Peu de temps après l’Exode, les Israélites assoiffés atteignirent un puits d’eau amère. Moïse jeta un morceau de bois dans l’eau, et elle devint miraculeusement douce. D.ieu promit ensuite que si Israël suivait Ses voies, « les maladies que J’ai mises sur l’Égypte, Je ne les mettrai pas sur toi, car Je suis D.ieu ton guérisseur (אני י-י רפאך) ». L’acronyme de cette dernière phrase énonce le nom du mois d’Iyar (אייר), indiquant ainsi qu’Iyar est un temps propice à la guérison.

Bien qu’Iyar ne contienne pas beaucoup de « jours spéciaux », chaque jour du mois est inclus dans le compte de Sefirat HaOmer, la mitsva de compter les 49 jours entre Pessa’h et Chavouot. La Sefirat HaOmer est une période d’introspection et d’ennoblissement, alors que nous nous préparons à recevoir la Torah de nouveau à Chavouot. Chaque jour d’Iyar représente une nouvelle étape dans ce voyage spirituel vers le Sinaï.

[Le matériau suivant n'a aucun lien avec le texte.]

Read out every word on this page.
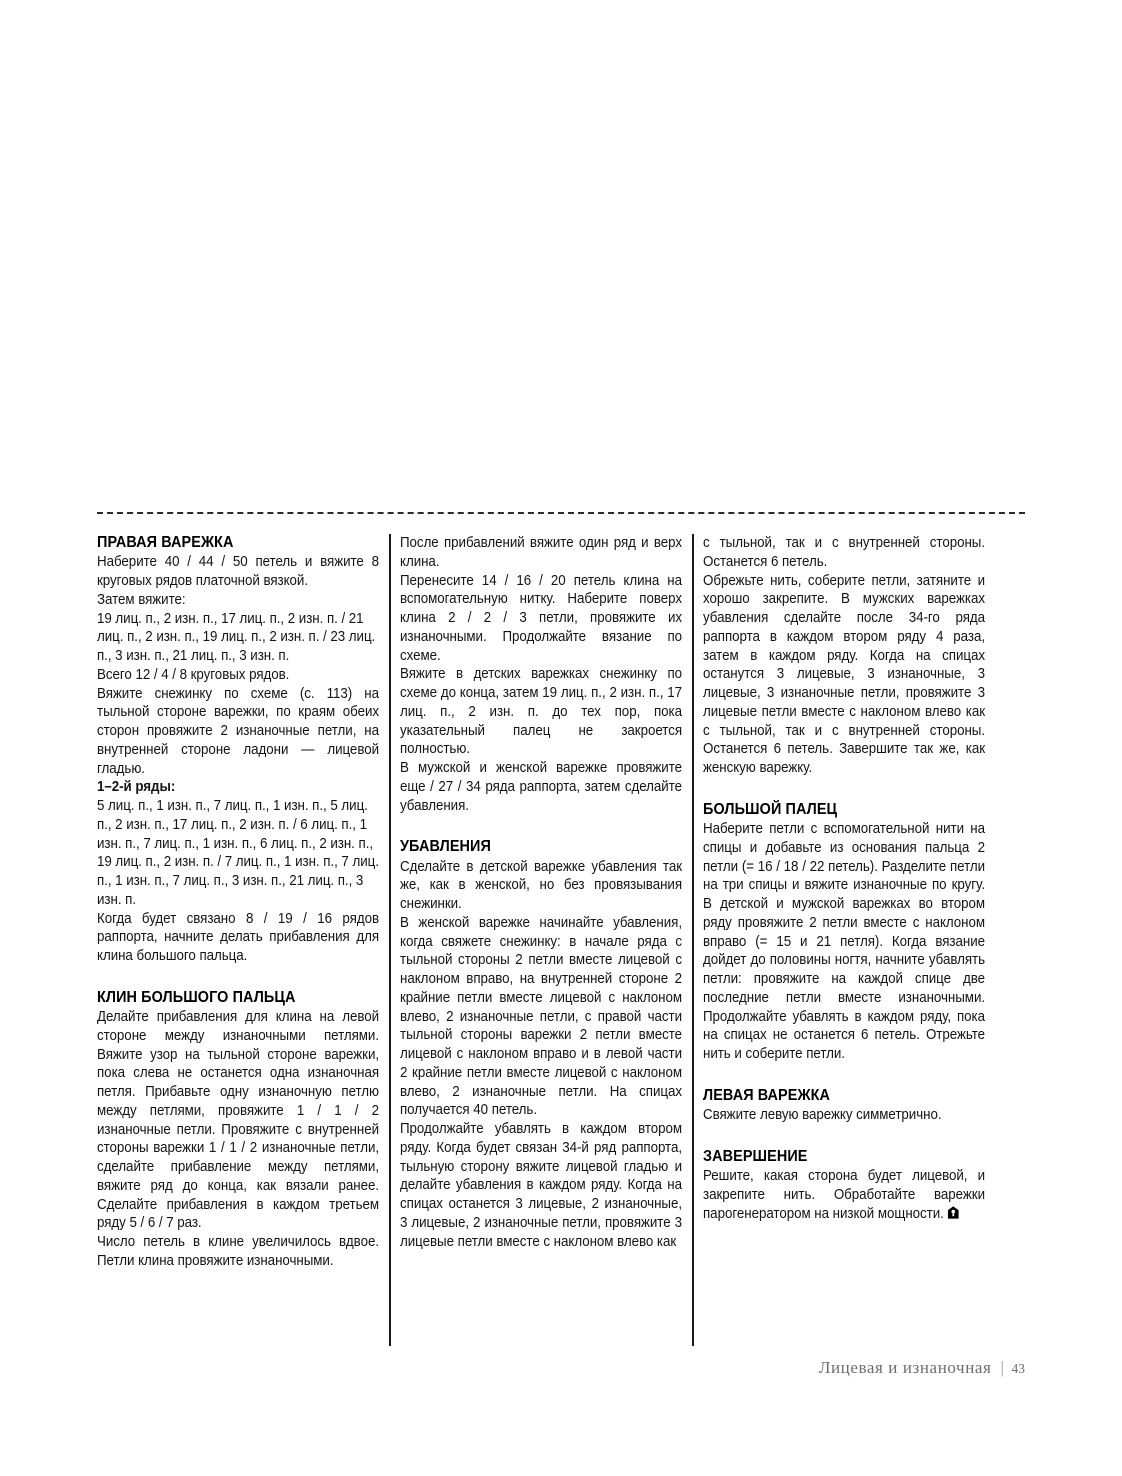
ПРАВАЯ ВАРЕЖКА

Наберите 40 / 44 / 50 петель и вяжите 8 круговых рядов платочной вязкой.

Затем вяжите:

19 лиц. п., 2 изн. п., 17 лиц. п., 2 изн. п. / 21 лиц. п., 2 изн. п., 19 лиц. п., 2 изн. п. / 23 лиц. п., 3 изн. п., 21 лиц. п., 3 изн. п.

Всего 12 / 4 / 8 круговых рядов.

Вяжите снежинку по схеме (с. 113) на тыльной стороне варежки, по краям обеих сторон провяжите 2 изнаночные петли, на внутренней стороне ладони — лицевой гладью.

1–2-й ряды:

5 лиц. п., 1 изн. п., 7 лиц. п., 1 изн. п., 5 лиц. п., 2 изн. п., 17 лиц. п., 2 изн. п. / 6 лиц. п., 1 изн. п., 7 лиц. п., 1 изн. п., 6 лиц. п., 2 изн. п., 19 лиц. п., 2 изн. п. / 7 лиц. п., 1 изн. п., 7 лиц. п., 1 изн. п., 7 лиц. п., 3 изн. п., 21 лиц. п., 3 изн. п.

Когда будет связано 8 / 19 / 16 рядов раппорта, начните делать прибавления для клина большого пальца.

КЛИН БОЛЬШОГО ПАЛЬЦА

Делайте прибавления для клина на левой стороне между изнаночными петлями. Вяжите узор на тыльной стороне варежки, пока слева не останется одна изнаночная петля. Прибавьте одну изнаночную петлю между петлями, провяжите 1 / 1 / 2 изнаночные петли. Провяжите с внутренней стороны варежки 1 / 1 / 2 изнаночные петли, сделайте прибавление между петлями, вяжите ряд до конца, как вязали ранее. Сделайте прибавления в каждом третьем ряду 5 / 6 / 7 раз.

Число петель в клине увеличилось вдвое. Петли клина провяжите изнаночными.

После прибавлений вяжите один ряд и верх клина.

Перенесите 14 / 16 / 20 петель клина на вспомогательную нитку. Наберите поверх клина 2 / 2 / 3 петли, провяжите их изнаночными. Продолжайте вязание по схеме.

Вяжите в детских варежках снежинку по схеме до конца, затем 19 лиц. п., 2 изн. п., 17 лиц. п., 2 изн. п. до тех пор, пока указательный палец не закроется полностью.

В мужской и женской варежке провяжите еще / 27 / 34 ряда раппорта, затем сделайте убавления.

УБАВЛЕНИЯ

Сделайте в детской варежке убавления так же, как в женской, но без провязывания снежинки.

В женской варежке начинайте убавления, когда свяжете снежинку: в начале ряда с тыльной стороны 2 петли вместе лицевой с наклоном вправо, на внутренней стороне 2 крайние петли вместе лицевой с наклоном влево, 2 изнаночные петли, с правой части тыльной стороны варежки 2 петли вместе лицевой с наклоном вправо и в левой части 2 крайние петли вместе лицевой с наклоном влево, 2 изнаночные петли. На спицах получается 40 петель.

Продолжайте убавлять в каждом втором ряду. Когда будет связан 34-й ряд раппорта, тыльную сторону вяжите лицевой гладью и делайте убавления в каждом ряду. Когда на спицах останется 3 лицевые, 2 изнаночные, 3 лицевые, 2 изнаночные петли, провяжите 3 лицевые петли вместе с наклоном влево как

с тыльной, так и с внутренней стороны. Останется 6 петель.

Обрежьте нить, соберите петли, затяните и хорошо закрепите. В мужских варежках убавления сделайте после 34-го ряда раппорта в каждом втором ряду 4 раза, затем в каждом ряду. Когда на спицах останутся 3 лицевые, 3 изнаночные, 3 лицевые, 3 изнаночные петли, провяжите 3 лицевые петли вместе с наклоном влево как с тыльной, так и с внутренней стороны. Останется 6 петель. Завершите так же, как женскую варежку.

БОЛЬШОЙ ПАЛЕЦ

Наберите петли с вспомогательной нити на спицы и добавьте из основания пальца 2 петли (= 16 / 18 / 22 петель). Разделите петли на три спицы и вяжите изнаночные по кругу. В детской и мужской варежках во втором ряду провяжите 2 петли вместе с наклоном вправо (= 15 и 21 петля). Когда вязание дойдет до половины ногтя, начните убавлять петли: провяжите на каждой спице две последние петли вместе изнаночными. Продолжайте убавлять в каждом ряду, пока на спицах не останется 6 петель. Отрежьте нить и соберите петли.

ЛЕВАЯ ВАРЕЖКА

Свяжите левую варежку симметрично.

ЗАВЕРШЕНИЕ

Решите, какая сторона будет лицевой, и закрепите нить. Обработайте варежки парогенератором на низкой мощности.

Лицевая и изнаночная | 43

Le 14ème jour d’Iyar est Pessa’h Chéni, le « Second Pessa’h ». La Torah décrit comment D.ieu créa cette fête suite à la requête de ceux qui, pour des raisons indépendantes de leur volonté, avaient été dans l’incapacité d’offrir le sacrifice pascal en temps voulu. Un mois plus tard, ils reçurent une seconde chance. Pessa’h Chéni nous rappelle qu’il n’est jamais trop tard : avec un effort sincère, l’occasion manquée d’hier peut devenir la réussite d’aujourd’hui.

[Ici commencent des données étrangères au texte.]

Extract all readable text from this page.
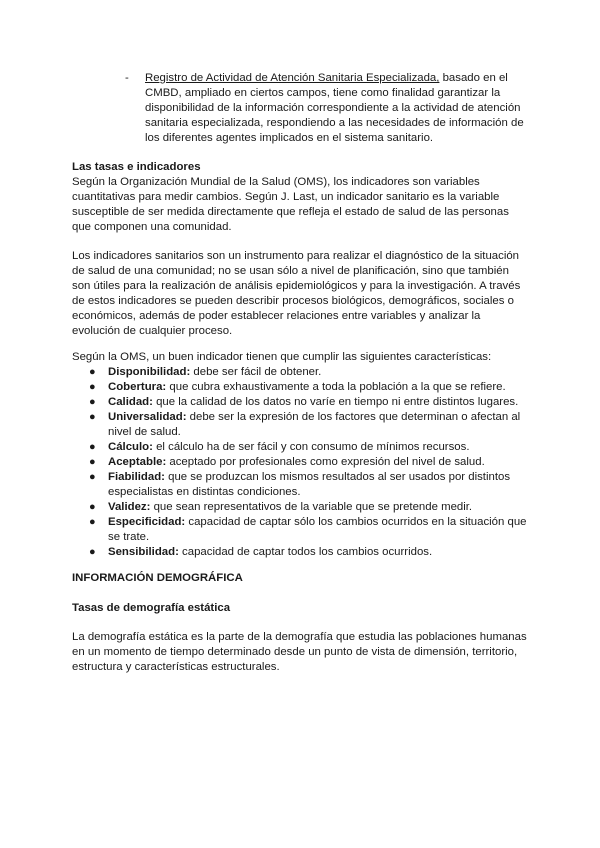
- Registro de Actividad de Atención Sanitaria Especializada, basado en el CMBD, ampliado en ciertos campos, tiene como finalidad garantizar la disponibilidad de la información correspondiente a la actividad de atención sanitaria especializada, respondiendo a las necesidades de información de los diferentes agentes implicados en el sistema sanitario.

Las tasas e indicadores

Según la Organización Mundial de la Salud (OMS), los indicadores son variables cuantitativas para medir cambios. Según J. Last, un indicador sanitario es la variable susceptible de ser medida directamente que refleja el estado de salud de las personas que componen una comunidad.

Los indicadores sanitarios son un instrumento para realizar el diagnóstico de la situación de salud de una comunidad; no se usan sólo a nivel de planificación, sino que también son útiles para la realización de análisis epidemiológicos y para la investigación. A través de estos indicadores se pueden describir procesos biológicos, demográficos, sociales o económicos, además de poder establecer relaciones entre variables y analizar la evolución de cualquier proceso.

Según la OMS, un buen indicador tienen que cumplir las siguientes características:

● Disponibilidad: debe ser fácil de obtener.
● Cobertura: que cubra exhaustivamente a toda la población a la que se refiere.
● Calidad: que la calidad de los datos no varíe en tiempo ni entre distintos lugares.
● Universalidad: debe ser la expresión de los factores que determinan o afectan al nivel de salud.
● Cálculo: el cálculo ha de ser fácil y con consumo de mínimos recursos.
● Aceptable: aceptado por profesionales como expresión del nivel de salud.
● Fiabilidad: que se produzcan los mismos resultados al ser usados por distintos especialistas en distintas condiciones.
● Validez: que sean representativos de la variable que se pretende medir.
● Especificidad: capacidad de captar sólo los cambios ocurridos en la situación que se trate.
● Sensibilidad: capacidad de captar todos los cambios ocurridos.

INFORMACIÓN DEMOGRÁFICA

Tasas de demografía estática

La demografía estática es la parte de la demografía que estudia las poblaciones humanas en un momento de tiempo determinado desde un punto de vista de dimensión, territorio, estructura y características estructurales.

Le 33ème jour du Omer (le 18 Iyar), appelé Lag BaOmer, marque l’anniversaire du décès de Rabbi Shimon bar Yo’haï, l’auteur du Zohar qui est l’œuvre de base de la Kabbalah. Rabbi Shimon bar Yo’haï demanda à ses disciples de marquer la date comme « le jour de ma joie », le moment où l’œuvre de sa vie atteignit son apogée. C’est pourquoi Lag BaOmer est célébré comme une mini-fête, avec des sorties, des feux de joie et d’autres festivités.

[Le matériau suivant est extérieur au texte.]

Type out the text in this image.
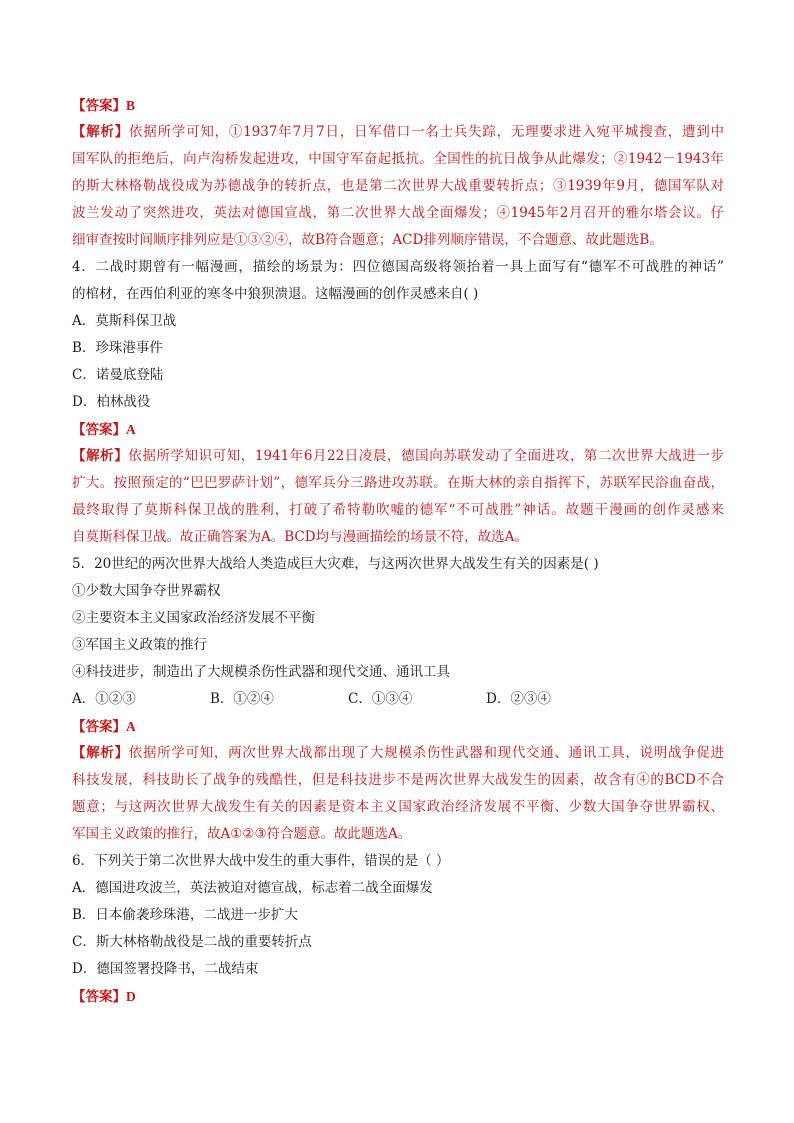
【答案】B
【解析】依据所学可知，①1937年7月7日，日军借口一名士兵失踪，无理要求进入宛平城搜查，遭到中
国军队的拒绝后，向卢沟桥发起进攻，中国守军奋起抵抗。全国性的抗日战争从此爆发；②1942－1943年
的斯大林格勒战役成为苏德战争的转折点，也是第二次世界大战重要转折点；③1939年9月，德国军队对
波兰发动了突然进攻，英法对德国宣战，第二次世界大战全面爆发；④1945年2月召开的雅尔塔会议。仔
细审查按时间顺序排列应是①③②④，故B符合题意；ACD排列顺序错误，不合题意、故此题选B。
4．二战时期曾有一幅漫画，描绘的场景为：四位德国高级将领抬着一具上面写有“德军不可战胜的神话”
的棺材，在西伯利亚的寒冬中狼狈溃退。这幅漫画的创作灵感来自( )
A．莫斯科保卫战
B．珍珠港事件
C．诺曼底登陆
D．柏林战役
【答案】A
【解析】依据所学知识可知，1941年6月22日凌晨，德国向苏联发动了全面进攻，第二次世界大战进一步
扩大。按照预定的“巴巴罗萨计划”，德军兵分三路进攻苏联。在斯大林的亲自指挥下，苏联军民浴血奋战，
最终取得了莫斯科保卫战的胜利，打破了希特勒吹嘘的德军“不可战胜”神话。故题干漫画的创作灵感来
自莫斯科保卫战。故正确答案为A。BCD均与漫画描绘的场景不符，故选A。
5．20世纪的两次世界大战给人类造成巨大灾难，与这两次世界大战发生有关的因素是( )
①少数大国争夺世界霸权
②主要资本主义国家政治经济发展不平衡
③军国主义政策的推行
④科技进步，制造出了大规模杀伤性武器和现代交通、通讯工具
A．①②③	B．①②④	C．①③④	D．②③④
【答案】A
【解析】依据所学可知，两次世界大战都出现了大规模杀伤性武器和现代交通、通讯工具，说明战争促进
科技发展，科技助长了战争的残酷性，但是科技进步不是两次世界大战发生的因素，故含有④的BCD不合
题意；与这两次世界大战发生有关的因素是资本主义国家政治经济发展不平衡、少数大国争夺世界霸权、
军国主义政策的推行，故A①②③符合题意。故此题选A。
6．下列关于第二次世界大战中发生的重大事件，错误的是（ ）
A．德国进攻波兰，英法被迫对德宣战，标志着二战全面爆发
B．日本偷袭珍珠港，二战进一步扩大
C．斯大林格勒战役是二战的重要转折点
D．德国签署投降书，二战结束
【答案】D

Selon la tradition, une épidémie qui frappait de nombreux élèves du grand sage Rabbi Akiva cessa le jour de Lag BaOmer. C’est là une autre raison pour laquelle cette date est célébrée, et les activités joyeuses interdites pendant le reste de la période du Omer – telles que les mariages, les pique-niques ou les coupes de cheveux – sont autorisées. Comme l’épidémie s’était déclarée à cause de leur manque de respect les uns pour les autres, ce jour-là est également marqué par un renforcement de l’unité juive.